Had I not opened up to her, had I not told her my secret that I was a binge eating, then not only would I not have been given the tools and knowledge I needed to stop myself from continuing to binge eat, but I also wouldn’t have learned how to effectively teach all of you how to stop binge eating as well.
It was my vulnerability that saved my life and created my extremely satisfying career that I have now.
Then, months later, I did what was probably the most scary act of vulnerability for me. I shared a short video of me talking about my binge eating story on Facebook. I shared my most embarrassing story about myself with all my friends on there. I risked judgement and ridicule and all the negativity and all the feelings I might feel just so I could start putting myself out there so I could start the process of helping you all.
And the video was welcomed with open arms. I received so much love, so many likes, so much support, and I also received some direct messages from people who thanked me for sharing my story because they also binge eat.
And now, I don’t at all feel embarrassed and ashamed of my past struggle. I’m able to be open with anyone I talk about it with and I risk the possible judgement because I know that the people who love me and the people who matter most will appreciate me sharing true self and continue to love me. Any people who would judge me and think less of me, I don’t want them in my life anyway.
The reason why I was able to be so vulnerable with the people in my life was because I had done it with myself first. I stopped being afraid of my thoughts and emotions and faced them so I could work on them instead. I allowed myself to reveal my illogical, irrational, not so smart thinking and instead of criticizing myself for it, I got curious.
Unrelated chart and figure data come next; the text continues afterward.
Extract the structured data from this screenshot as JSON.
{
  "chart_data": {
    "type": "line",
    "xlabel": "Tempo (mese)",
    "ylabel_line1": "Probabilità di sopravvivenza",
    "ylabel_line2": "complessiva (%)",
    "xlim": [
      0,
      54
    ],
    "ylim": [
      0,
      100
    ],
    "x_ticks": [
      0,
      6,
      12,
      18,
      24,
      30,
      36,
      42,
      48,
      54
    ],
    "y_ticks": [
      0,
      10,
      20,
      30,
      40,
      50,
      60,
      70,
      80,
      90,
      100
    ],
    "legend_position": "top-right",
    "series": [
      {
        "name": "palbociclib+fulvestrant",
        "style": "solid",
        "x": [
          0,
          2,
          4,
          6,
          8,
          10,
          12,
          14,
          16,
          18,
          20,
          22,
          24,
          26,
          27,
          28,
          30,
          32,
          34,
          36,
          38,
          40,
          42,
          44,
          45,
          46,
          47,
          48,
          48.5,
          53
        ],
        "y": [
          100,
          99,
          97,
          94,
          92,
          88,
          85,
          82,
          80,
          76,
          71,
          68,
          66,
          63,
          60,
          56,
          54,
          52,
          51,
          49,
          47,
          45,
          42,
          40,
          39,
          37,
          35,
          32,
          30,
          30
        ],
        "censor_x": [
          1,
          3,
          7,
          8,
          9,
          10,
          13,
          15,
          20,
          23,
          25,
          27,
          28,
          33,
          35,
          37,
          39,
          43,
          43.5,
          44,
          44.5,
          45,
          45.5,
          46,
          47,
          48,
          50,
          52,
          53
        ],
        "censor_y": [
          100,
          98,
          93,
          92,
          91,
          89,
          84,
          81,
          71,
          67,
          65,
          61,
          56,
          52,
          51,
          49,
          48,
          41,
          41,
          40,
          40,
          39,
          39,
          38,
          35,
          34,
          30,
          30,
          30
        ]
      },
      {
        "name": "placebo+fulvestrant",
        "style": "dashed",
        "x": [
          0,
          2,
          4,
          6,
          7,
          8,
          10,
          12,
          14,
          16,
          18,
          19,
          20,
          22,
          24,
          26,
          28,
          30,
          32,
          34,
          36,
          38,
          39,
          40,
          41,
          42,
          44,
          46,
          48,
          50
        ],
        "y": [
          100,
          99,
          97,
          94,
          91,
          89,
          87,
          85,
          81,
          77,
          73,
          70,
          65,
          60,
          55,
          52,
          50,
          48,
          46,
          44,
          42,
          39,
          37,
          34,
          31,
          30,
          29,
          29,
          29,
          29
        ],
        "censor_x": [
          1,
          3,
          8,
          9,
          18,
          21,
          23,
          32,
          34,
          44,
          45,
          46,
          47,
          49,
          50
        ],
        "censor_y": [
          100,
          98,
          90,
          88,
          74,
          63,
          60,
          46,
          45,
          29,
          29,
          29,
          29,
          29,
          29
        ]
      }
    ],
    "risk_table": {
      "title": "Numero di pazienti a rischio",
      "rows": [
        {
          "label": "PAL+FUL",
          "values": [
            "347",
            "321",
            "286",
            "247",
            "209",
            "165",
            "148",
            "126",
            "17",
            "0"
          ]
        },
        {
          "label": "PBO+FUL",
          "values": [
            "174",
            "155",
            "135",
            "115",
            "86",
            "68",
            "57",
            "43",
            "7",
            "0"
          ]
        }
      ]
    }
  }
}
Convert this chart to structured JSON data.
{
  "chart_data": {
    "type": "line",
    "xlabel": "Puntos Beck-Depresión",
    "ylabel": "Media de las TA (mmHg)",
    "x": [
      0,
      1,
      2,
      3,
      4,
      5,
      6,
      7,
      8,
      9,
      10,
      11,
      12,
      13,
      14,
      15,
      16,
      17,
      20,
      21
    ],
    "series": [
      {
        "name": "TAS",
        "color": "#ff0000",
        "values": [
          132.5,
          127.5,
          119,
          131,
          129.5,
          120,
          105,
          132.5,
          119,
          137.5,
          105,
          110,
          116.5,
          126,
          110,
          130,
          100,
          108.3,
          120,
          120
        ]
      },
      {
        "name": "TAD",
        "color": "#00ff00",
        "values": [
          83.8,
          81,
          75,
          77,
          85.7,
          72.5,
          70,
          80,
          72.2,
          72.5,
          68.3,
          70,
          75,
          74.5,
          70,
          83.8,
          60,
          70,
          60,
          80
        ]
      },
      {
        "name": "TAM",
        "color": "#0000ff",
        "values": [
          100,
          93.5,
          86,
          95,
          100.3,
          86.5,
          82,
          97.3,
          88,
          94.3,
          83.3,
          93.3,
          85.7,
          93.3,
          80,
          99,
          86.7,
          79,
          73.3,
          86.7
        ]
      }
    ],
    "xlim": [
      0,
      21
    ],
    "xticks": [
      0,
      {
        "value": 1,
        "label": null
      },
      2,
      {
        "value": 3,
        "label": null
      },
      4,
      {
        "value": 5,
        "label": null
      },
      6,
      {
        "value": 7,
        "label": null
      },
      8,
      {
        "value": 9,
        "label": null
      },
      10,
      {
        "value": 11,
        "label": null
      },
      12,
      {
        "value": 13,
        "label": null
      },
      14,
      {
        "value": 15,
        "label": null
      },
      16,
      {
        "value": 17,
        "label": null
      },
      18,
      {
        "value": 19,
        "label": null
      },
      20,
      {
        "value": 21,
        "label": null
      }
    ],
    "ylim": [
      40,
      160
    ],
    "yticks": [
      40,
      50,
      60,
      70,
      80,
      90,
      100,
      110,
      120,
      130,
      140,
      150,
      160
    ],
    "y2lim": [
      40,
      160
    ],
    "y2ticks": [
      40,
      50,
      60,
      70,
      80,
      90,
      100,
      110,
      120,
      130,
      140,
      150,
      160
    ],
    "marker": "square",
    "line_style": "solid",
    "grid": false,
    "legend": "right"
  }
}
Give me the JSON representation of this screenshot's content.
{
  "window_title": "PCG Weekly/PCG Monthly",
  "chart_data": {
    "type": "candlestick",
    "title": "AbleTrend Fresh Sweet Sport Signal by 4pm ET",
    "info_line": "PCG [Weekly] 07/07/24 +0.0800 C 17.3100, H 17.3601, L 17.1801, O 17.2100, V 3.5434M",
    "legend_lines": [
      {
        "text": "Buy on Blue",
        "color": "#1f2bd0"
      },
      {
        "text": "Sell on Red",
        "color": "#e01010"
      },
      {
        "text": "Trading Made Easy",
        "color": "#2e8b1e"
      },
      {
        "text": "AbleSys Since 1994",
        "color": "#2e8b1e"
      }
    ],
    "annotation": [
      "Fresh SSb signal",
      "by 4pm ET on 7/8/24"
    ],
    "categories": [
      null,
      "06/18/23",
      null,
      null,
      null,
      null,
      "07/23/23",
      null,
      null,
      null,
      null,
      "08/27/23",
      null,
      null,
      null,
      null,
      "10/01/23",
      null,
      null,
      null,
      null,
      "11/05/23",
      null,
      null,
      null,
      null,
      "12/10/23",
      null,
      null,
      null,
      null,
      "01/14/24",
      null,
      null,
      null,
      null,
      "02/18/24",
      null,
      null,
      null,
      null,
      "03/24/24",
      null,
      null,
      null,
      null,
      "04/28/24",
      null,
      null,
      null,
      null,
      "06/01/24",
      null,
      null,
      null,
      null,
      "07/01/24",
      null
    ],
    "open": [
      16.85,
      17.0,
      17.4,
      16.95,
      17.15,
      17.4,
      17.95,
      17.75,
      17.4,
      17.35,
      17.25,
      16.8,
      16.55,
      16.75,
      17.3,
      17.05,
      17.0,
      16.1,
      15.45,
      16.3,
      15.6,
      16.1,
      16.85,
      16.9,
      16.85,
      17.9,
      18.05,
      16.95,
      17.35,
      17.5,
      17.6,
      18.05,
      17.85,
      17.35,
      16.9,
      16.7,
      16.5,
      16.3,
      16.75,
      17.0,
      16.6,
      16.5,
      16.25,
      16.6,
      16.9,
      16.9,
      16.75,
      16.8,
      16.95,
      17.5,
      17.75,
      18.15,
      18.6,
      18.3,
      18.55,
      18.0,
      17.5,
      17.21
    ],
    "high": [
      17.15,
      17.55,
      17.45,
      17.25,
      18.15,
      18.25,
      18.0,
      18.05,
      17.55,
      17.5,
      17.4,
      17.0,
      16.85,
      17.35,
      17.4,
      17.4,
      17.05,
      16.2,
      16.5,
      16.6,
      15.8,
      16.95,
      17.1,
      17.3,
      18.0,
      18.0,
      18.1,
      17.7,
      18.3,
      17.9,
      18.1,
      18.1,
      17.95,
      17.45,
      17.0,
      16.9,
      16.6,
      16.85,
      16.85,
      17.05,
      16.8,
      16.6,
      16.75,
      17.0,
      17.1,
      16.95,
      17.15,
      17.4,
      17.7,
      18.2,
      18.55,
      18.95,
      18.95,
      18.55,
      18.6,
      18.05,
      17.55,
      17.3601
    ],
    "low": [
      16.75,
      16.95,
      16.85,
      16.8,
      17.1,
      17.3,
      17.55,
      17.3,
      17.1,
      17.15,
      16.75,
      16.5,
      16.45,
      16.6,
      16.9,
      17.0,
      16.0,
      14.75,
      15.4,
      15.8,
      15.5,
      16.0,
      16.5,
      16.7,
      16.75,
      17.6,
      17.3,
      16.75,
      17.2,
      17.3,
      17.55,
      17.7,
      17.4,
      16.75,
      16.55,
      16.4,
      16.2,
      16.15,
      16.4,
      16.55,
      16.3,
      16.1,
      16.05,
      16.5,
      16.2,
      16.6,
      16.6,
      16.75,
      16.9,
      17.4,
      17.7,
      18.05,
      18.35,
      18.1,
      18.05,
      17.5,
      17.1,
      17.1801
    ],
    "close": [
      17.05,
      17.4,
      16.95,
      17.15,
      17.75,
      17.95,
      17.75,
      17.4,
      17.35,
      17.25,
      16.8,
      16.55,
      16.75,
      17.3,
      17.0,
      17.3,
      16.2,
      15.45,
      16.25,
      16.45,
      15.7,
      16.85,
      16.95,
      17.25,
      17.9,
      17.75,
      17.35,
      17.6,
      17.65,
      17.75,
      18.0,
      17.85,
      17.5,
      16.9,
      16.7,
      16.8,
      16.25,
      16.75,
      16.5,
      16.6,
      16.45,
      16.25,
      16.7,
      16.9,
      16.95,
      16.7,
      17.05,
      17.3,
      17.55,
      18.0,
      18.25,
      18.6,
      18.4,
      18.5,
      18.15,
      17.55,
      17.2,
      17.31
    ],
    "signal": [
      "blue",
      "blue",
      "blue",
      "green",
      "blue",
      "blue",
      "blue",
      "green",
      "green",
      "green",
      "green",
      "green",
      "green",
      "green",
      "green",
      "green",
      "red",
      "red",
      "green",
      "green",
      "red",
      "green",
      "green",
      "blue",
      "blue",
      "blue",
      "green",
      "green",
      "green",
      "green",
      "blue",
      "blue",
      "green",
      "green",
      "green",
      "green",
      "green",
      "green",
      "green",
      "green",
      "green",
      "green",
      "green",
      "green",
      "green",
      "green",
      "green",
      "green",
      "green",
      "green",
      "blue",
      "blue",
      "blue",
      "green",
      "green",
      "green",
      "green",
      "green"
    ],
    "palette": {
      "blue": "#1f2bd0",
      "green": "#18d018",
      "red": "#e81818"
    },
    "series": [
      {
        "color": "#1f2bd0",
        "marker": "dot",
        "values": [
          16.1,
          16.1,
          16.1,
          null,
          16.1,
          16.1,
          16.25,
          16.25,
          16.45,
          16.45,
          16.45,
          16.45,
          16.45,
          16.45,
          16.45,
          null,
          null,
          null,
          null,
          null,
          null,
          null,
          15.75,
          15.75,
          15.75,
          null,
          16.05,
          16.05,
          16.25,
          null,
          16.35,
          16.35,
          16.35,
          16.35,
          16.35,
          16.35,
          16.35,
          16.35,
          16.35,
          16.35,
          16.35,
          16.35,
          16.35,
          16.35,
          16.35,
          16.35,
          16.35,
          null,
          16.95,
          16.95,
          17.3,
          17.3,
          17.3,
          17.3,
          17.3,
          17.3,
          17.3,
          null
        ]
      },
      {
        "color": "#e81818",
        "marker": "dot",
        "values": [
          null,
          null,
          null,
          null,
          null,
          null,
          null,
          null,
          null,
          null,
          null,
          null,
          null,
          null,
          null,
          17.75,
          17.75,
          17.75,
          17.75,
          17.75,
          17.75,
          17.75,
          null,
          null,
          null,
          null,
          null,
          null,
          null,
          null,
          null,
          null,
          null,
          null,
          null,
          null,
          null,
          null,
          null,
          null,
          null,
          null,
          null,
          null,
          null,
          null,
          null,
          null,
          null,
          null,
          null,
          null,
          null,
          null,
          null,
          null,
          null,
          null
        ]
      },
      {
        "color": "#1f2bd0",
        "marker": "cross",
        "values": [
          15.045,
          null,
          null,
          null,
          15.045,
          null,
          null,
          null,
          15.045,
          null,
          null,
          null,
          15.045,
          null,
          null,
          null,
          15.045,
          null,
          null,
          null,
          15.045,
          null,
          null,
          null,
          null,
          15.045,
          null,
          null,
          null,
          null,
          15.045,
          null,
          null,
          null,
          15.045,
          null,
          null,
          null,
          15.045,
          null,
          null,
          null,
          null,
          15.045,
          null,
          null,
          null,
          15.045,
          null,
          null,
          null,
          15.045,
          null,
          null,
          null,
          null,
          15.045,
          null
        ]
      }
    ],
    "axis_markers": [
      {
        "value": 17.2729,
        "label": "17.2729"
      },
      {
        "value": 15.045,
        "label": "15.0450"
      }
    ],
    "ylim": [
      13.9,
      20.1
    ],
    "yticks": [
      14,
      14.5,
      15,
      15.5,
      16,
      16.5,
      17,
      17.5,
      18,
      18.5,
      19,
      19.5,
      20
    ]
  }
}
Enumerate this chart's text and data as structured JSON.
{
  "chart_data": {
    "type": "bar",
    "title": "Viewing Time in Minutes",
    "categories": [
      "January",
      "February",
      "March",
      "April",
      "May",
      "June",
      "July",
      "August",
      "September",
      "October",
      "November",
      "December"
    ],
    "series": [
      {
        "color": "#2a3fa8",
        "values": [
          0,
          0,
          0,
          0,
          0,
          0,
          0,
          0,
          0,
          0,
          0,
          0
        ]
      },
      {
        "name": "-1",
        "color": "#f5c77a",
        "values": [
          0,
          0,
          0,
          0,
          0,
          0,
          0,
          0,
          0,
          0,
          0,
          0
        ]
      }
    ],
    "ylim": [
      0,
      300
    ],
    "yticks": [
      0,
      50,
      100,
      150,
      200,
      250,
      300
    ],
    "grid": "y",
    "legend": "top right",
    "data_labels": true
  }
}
And that’s the kind of space that I hold for other people, you all included. I hold that space for all your ridiculous and embarrassing thoughts and without judgement, I get curious so we can understand and work through it.
Being vulnerable can be one of the best things you can do for yourself.
It’s absolutely a risk worth taking and if you’re willing to feel any emotion, if you’re okay with feeling emotional discomfort, then there really isn’t even a risk. No matter how the person you’re talking to responds, you can handle it.
And if the person is you, you get to decide how you respond to yourself.
Be open, be honest, don’t hold back out of fear. Be your truest self and get the most amazing benefits from doing it.